I lugged all my camping gear to use 1 night.  Normally I wouldn't do that, but camping out in Chisos Basin is not something that comes around often.  Noway was I going to miss it.  

I broke out the Plexus and cleaned the screen and fairing of the RT, and took this awesome pic below.
​ Late afternoon Chisos Basin.   Now this is Long Riding
The sun went quietly behind the rocks, and all of sudden it was pitch black.  

After setting up camp I rode in the darkness to the lodge for something to eat.  The restaurant was busy, but that was ok.  I had my journal, along with my photo and video editing to keep me busy till my chicken and baked potato arrived.  It has been my experience that most National Park food is above average, albeit a little pricey.

A tour bus crowd numbering about 50 occupied half the tables in the restaurant.  I'd say most were in their 60s, but a few younger folks were sprinkled in the mix.

I finished supper and was working on my journal when a young lady about 35 came over to speak to me.  
"Do you have a wi fi signal?"

"Noooooooooo baby, I'm working offline."

I was in the "stich" pants and my helmet was on the table.  I always bring it in because it brings attention.
She sat down at the empty chair across from me.  "Do you have a Harley?"  For any non rider, a bike is a Harley.  What a great marketing job they have done.
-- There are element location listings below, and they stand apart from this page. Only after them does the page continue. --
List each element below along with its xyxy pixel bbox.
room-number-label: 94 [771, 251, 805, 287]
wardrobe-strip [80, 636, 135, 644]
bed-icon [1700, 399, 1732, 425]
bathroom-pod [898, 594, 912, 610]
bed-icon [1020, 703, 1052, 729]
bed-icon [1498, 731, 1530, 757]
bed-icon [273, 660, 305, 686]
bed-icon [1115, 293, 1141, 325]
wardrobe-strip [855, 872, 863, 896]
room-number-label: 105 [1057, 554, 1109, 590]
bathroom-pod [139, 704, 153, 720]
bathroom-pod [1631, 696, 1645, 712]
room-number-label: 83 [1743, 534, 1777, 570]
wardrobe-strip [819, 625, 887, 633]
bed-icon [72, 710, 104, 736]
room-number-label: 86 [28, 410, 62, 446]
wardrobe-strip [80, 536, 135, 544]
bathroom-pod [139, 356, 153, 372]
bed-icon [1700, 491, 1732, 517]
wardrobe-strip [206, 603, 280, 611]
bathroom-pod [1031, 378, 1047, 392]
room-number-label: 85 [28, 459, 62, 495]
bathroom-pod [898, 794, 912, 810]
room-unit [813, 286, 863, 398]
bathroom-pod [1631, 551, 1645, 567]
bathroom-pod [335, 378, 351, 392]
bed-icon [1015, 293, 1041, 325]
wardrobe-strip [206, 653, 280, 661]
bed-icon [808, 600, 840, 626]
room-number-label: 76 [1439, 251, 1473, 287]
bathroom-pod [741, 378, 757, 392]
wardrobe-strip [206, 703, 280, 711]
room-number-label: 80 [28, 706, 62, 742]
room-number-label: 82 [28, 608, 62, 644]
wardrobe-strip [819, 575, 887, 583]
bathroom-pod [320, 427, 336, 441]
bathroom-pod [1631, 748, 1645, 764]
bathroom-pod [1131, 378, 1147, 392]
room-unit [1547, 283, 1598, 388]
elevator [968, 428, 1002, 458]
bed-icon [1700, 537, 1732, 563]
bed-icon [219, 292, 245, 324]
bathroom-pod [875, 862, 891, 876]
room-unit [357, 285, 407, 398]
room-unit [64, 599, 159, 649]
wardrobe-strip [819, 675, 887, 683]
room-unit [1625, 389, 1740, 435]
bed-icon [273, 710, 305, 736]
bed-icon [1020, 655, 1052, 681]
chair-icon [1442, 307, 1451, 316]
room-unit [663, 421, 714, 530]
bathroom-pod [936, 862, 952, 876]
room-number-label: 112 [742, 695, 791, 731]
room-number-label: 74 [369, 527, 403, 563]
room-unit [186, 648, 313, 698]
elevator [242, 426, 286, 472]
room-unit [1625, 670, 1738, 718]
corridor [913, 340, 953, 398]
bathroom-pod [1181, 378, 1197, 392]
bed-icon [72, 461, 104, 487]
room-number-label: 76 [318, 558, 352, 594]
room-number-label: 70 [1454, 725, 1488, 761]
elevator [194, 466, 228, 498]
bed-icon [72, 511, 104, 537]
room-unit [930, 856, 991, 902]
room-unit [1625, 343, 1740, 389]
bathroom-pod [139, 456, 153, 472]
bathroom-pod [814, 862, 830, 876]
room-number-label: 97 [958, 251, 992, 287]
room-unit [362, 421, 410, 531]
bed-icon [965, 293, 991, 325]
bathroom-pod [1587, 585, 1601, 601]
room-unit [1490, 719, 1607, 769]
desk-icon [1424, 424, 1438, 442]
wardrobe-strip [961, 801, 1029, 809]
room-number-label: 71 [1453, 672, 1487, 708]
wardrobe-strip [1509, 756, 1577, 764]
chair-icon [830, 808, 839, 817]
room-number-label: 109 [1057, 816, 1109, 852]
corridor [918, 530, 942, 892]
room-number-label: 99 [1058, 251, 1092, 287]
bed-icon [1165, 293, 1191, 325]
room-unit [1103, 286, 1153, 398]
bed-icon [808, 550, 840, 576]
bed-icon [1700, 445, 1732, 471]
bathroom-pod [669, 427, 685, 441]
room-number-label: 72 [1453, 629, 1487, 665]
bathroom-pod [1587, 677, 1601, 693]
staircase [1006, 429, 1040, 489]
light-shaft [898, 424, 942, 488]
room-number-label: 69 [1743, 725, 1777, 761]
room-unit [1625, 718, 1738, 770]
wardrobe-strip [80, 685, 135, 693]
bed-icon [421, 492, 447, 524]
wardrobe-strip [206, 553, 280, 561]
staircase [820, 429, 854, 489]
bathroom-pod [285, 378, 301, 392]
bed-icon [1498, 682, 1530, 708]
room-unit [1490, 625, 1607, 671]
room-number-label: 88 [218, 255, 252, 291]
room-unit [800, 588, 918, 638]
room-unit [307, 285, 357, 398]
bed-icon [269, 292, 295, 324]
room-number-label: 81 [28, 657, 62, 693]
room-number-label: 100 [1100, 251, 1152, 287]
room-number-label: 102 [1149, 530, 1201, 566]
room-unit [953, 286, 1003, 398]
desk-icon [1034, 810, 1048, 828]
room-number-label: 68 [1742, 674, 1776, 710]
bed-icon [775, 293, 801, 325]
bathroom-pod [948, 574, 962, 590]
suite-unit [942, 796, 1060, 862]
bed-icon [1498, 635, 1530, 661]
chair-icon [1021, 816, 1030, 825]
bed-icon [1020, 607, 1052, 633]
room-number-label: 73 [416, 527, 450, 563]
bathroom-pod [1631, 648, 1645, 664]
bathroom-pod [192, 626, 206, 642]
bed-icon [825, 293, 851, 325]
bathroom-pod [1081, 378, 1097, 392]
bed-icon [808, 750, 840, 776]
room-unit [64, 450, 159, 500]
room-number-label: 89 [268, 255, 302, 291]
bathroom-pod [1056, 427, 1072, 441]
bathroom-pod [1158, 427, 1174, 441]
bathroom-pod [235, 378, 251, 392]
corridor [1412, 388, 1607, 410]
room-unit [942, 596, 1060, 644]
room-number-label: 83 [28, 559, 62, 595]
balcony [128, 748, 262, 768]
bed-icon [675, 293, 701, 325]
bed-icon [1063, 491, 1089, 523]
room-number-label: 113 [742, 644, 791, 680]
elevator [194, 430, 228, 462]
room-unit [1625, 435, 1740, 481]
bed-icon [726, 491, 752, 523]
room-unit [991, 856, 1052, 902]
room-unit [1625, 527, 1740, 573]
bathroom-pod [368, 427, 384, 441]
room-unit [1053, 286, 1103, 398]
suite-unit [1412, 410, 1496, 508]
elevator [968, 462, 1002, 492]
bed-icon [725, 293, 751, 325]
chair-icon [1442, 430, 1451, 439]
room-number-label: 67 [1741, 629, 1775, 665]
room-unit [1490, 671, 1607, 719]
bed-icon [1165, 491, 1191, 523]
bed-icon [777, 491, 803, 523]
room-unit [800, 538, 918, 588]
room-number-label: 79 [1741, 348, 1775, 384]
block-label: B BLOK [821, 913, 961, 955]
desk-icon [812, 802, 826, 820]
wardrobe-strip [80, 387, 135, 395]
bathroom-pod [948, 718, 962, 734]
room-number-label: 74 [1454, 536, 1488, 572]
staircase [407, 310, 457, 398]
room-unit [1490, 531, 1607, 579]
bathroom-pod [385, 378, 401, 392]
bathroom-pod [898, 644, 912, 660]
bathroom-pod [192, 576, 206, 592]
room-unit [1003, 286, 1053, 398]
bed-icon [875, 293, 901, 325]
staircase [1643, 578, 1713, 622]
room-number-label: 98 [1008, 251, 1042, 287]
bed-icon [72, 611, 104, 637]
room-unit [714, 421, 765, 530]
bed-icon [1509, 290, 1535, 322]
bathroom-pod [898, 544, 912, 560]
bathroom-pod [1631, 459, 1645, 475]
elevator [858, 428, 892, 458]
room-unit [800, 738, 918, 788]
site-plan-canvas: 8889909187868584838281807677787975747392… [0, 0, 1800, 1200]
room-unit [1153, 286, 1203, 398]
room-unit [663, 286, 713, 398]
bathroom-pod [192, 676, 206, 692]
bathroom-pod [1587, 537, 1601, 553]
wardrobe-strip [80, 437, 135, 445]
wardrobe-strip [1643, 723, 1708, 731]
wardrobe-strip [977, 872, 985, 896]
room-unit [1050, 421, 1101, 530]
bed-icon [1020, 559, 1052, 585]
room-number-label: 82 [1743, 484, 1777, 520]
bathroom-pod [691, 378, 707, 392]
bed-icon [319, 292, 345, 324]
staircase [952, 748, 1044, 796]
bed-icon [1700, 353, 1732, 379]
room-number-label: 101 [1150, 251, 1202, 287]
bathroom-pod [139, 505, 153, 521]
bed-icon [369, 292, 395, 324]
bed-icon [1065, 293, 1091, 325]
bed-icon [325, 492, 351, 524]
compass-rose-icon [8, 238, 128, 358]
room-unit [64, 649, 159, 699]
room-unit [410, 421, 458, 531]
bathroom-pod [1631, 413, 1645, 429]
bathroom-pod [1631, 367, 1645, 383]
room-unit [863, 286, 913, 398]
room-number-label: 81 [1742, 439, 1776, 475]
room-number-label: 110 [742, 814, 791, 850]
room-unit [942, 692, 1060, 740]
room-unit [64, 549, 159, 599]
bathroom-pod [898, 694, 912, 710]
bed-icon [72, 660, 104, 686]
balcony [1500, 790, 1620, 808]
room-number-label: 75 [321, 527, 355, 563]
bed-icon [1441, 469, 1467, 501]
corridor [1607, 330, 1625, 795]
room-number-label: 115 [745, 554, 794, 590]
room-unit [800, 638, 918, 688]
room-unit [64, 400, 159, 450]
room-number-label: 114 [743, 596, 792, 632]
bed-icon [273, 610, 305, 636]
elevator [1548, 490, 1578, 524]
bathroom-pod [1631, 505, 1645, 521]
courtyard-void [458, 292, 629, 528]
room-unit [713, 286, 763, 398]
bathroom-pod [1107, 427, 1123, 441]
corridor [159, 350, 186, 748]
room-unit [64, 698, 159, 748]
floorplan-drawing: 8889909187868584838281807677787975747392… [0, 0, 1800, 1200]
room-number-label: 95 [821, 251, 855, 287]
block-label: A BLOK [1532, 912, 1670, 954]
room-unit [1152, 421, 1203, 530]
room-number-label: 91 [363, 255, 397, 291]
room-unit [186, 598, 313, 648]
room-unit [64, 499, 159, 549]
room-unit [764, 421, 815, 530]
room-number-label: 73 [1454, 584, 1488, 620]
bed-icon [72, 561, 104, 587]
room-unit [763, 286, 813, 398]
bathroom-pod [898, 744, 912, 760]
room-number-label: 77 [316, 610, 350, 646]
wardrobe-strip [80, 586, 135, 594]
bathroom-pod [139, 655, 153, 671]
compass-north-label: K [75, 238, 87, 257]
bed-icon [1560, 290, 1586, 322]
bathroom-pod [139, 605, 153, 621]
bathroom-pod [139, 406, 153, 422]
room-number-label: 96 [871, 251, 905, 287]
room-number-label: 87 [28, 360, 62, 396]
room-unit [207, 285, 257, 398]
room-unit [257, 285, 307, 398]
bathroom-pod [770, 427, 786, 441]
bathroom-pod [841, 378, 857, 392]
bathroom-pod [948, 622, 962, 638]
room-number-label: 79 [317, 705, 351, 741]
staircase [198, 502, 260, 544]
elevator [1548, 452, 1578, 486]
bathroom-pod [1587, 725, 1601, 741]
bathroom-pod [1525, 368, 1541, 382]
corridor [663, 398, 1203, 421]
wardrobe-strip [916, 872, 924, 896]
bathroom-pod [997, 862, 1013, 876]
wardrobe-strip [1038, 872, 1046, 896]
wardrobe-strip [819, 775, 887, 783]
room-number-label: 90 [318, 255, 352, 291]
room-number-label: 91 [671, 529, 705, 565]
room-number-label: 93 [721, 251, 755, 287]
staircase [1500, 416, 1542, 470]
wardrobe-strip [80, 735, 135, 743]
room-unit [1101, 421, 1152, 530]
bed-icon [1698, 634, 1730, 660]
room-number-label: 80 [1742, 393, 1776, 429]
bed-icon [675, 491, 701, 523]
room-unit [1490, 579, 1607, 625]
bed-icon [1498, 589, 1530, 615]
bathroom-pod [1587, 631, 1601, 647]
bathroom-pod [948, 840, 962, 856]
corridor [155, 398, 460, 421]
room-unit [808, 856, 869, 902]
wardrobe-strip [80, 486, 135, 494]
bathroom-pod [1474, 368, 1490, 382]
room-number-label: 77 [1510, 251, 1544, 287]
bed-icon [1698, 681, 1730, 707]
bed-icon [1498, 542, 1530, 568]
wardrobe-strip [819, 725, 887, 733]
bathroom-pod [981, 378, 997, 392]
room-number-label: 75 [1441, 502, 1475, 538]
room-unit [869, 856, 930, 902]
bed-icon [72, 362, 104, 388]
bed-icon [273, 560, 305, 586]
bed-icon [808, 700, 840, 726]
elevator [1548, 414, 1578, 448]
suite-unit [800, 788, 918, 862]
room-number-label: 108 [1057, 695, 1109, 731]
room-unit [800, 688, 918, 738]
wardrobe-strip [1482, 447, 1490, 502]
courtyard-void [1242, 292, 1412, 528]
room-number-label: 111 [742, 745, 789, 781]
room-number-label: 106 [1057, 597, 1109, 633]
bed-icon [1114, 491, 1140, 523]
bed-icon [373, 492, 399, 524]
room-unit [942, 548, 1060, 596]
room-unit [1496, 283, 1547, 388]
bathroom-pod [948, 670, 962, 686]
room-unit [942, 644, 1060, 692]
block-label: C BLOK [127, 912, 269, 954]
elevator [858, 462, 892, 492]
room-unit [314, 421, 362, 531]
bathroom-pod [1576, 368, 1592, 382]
"No, its a sport touring bike, you're with the tourist bus?"

"Yeah, and DON'T laugh"

"so who ya have with ya?"  

"My two boys over there," as she pointed them out.  They looked like model Boy Scouts. 

"We are on spring break, so I booked this tour through a agency, and here we are.  We're going to San Antonio tomorrow."

"I just left there, lotta fun.  My wife flew in for a conjugal visit, and we had a blast."

"well have a safe ride, I bet ridin is fun, gotta get back to the lodge."

"Ok baby be good"

The night was dark when I left the restaurant for the nearby store.  I paid 3 something for a jar of jelly I can get at Super Wal Mart for a 1.25?  But when you need it you need it.

I didn't have my regular glasses and had to make the short ride back to the tent in sunglasses.  Talk about not being able to see.  I had a choice-look at everything in the dark, or look at the world fuzzy.

Back at the tent I squared everything away and got ready for bed.  The night would be just right.  Temp in the 50s.  "Man, I wish I'd bought my DVD player,"  because I wasn't really sleepy, and was bored.

A half moon appeared above and given the dark nature of the Basin, it was bright.  The campground was quiet and dark, but I still had trouble getting to sleep.  I set my watch for 6am and tossed and turned for the longest.
I'm going to put this day in the Hall of Fame.